PLGA porous scaffolds by polydopamine-assisted immobilization of NGF for spinal cord injury repair

The degradable polymer biomaterials have great potential in the field of nerve regeneration, which have gradually been applied to spinal cord injury repair. In this study, a polylactic acid-glycolic acid copolymer (PLGA) porous scaffold was prepared by the process of phase inversion, then the surface of the scaffold was modified by polydopamine (PDA) as a substrate, followed by adsorption of nerve growth factor (NGF) to obtain a PDA-PLGA/NGF scaffold. The characterization and hydrophilicity of the scaffolds were evaluated by electron microscopy, EDX and contact angle measurement. The effect of PDA modification on the binding efficiency and release profile of NGF was observed by ELISA. The proliferation and differentiation of NSCs on the surface of biomaterials was evaluated by MTT, immunofluorescence staining and PCR. Subsequently, the rat T9 spinal cord transection model was established and the nerve scaffolds were implanted to injured site.
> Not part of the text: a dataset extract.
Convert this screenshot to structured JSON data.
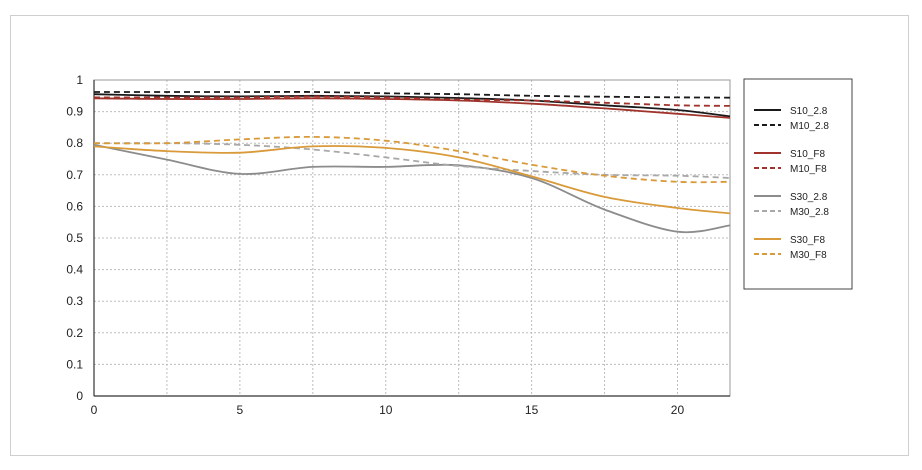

Our results showed PDA modification could significantly improve the NGF adsorption capacity and provide sustained release of NGF. PDA-PLGA/NGF scaffolds could not only enhance NSCs proliferation and neuronal differentiation in vitro, but also promote recovery of spinal cord injury in vivo. Therefore, we believed that PDA-PLGA/NGF scaffolds could be a promising method to facilitate neurogenesis and repair spinal cord injury.